In der nun neuen Resolution wird gleich zu Anfang bekräftigt, die Ukraine „bis zum Sieg“ über Russland „in jeder möglichen Weise“ – sprich: insbesondere militärisch und finanziell – zu unterstützen. Dazu sollen zum einen die Waffenlieferungen aufgestockt und beschleunigt werden; „insbesondere Lieferungen moderner Luftabwehrsysteme und anderer Waffen und Munition, einschließlich des Marschflugkörpers ›Taurus‹“.

Zum anderen sollen die Sanktionen nochmals erweitert werden. Und die „eingefrorenen staatlichen Vermögenswerten Russlands“, allen voran die russischen Zentralbankreserven, enteignet werden. Dass vor einem solchen „Konfiszieren“ der eingefrorenen Guthaben und „Bruch der internationalen Rechtsordnung“ selbst EZB-Präsidentin Christine Lagarde warnte und für nicht wenige ÖkonomInnen die Gefahr einer globalen Währungs- und Finanzkrise birgt, ist den BellizistInnen im Europaparlament ebenso schnurz, wie der Umstand, dass der immer weiter ausufernde Sanktionsamoklauf zwar mitnichten „Russland zu ruinieren“ vermag (Was ist das eigentlich für ein Ziel?), dafür aber immer stärker die sozialen Lebensbedingungen zahlloser Erwerbstätiger, Familien mit niedrigem und mittlerem Einkommen, TransferleistungsbezieherInnen und PensionistInnen ruiniert und die EU über die Bumerang-Effekte mehr und mehr in eine Industriemuseum verwandelt.

Zudem „bekräftigt [das EU-Parlament] seinen Standpunkt, dass alle EU-Mitgliedstaaten und NATO-Verbündeten gemeinsam und individuell ihre Zusage geben sollten, jährlich mindestens 0,25 % ihres BIP für die militärische Unterstützung der Ukraine aufzuwenden“. Was einer Kalkulation der konservativen Mehrheitsfraktion im EU-Parlament (EPP) einer jährlichen militärische Unterstützung von satten 127 Milliarden entspricht.

Dabei wäre der Ukraine-Krieg (worin selbst arrivierteste Think Tanks, Militärs und Geostrategen der westlichen Hauptstädte übereinstimmen) sowohl vermeidbar gewesen, wie auch nach bereits wenigen Wochen in einen Waffenstillstand und eine Verhandlungslösung überführbar gewesen. Das plauderte, in Übereinstimmung mit den seinerzeitigen Verhandlungsinsidern wie dem ehemalige israelische Premierminister Naftali Bennett oder dem ukrainische Politiker Dawyd Arachamija, unlängst auch die berühmt-berüchtigte ehemalige US-Staatssekretärin und Mit-Architektin der neuen US-amerikanischen Russlandpolitik Victoria Nuland freigiebig aus.

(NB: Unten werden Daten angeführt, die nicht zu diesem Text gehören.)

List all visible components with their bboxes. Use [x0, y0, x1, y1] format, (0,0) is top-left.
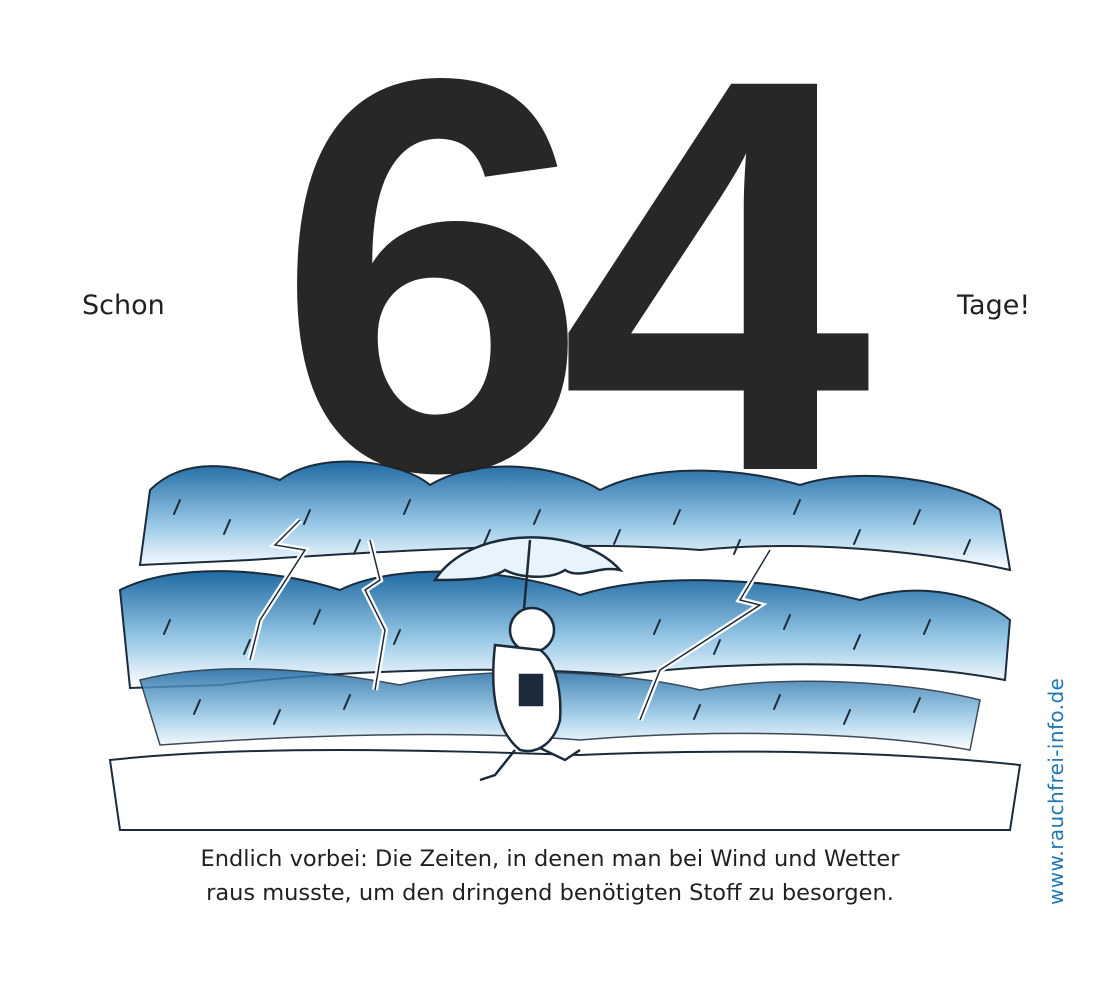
caption-line-1: Endlich vorbei: Die Zeiten, in denen man… [200, 846, 900, 872]
counter-suffix: Tage! [957, 290, 1031, 321]
website-link[interactable]: www.rauchfrei-info.de [1044, 678, 1068, 905]
days-counter-number: 64 [276, 0, 872, 588]
ground [108, 749, 1022, 831]
caption-line-2: raus musste, um den dringend benötigten … [206, 880, 894, 906]
counter-prefix: Schon [82, 290, 165, 321]
caption: Endlich vorbei: Die Zeiten, in denen man… [150, 842, 950, 910]
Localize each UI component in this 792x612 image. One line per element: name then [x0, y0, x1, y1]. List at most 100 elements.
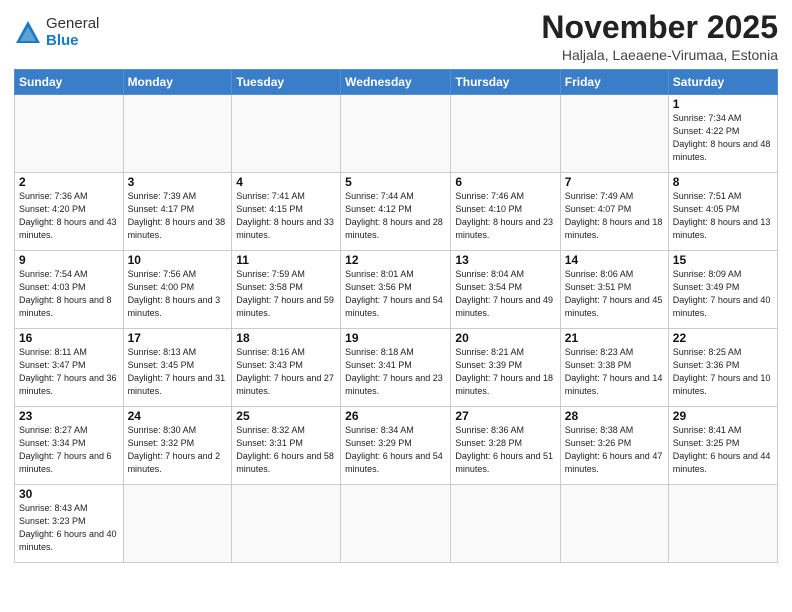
day-info: Sunrise: 8:36 AM Sunset: 3:28 PM Dayligh…: [455, 424, 555, 476]
calendar-cell: [668, 485, 777, 563]
day-number: 3: [128, 175, 228, 189]
weekday-header-wednesday: Wednesday: [341, 70, 451, 95]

Dem schon bisher wie ein Tsunami durchs politische System fegenden Kriegsrausch nicht genug, brachen im EU-Parlament gerade auch noch die letzten Dämme. In Punkt 8 der Resolution „fordert [das EU-Parlament, mit 425 Ja-Stimmen, 131 Gegenstimmen und 63 Enthaltungen] die Mitgliedstaaten auf, Einschränkungen des Einsatzes westlicher Waffen gegen legitime militärische Ziele im Hoheitsgebiet Russlands unverzüglich aufzuheben.“

Damit hat das EU-Parlament auch offiziell die Grenze der apokalyptischen Gemeingefährlichkeit überschritten. Denn diese Eskalation hieße realiter nicht weniger als das Überschreiten der Schwelle zu einem großen, heißen Krieg, in dessen Fall und an dessen Ende von Europa nicht vielmehr als eine radioaktiv strahlende Ruinenlandschaft übrigbliebe. Brigadegeneral a.D. Helmut Ganser hat recht: dieser neuen, „unfassbare Nonchalance“ des Weltordnungs- und Stellvertreterkriegs um die Ukraine selbst gegenüber einem atomaren Inferno muss Einhalt geboten werden.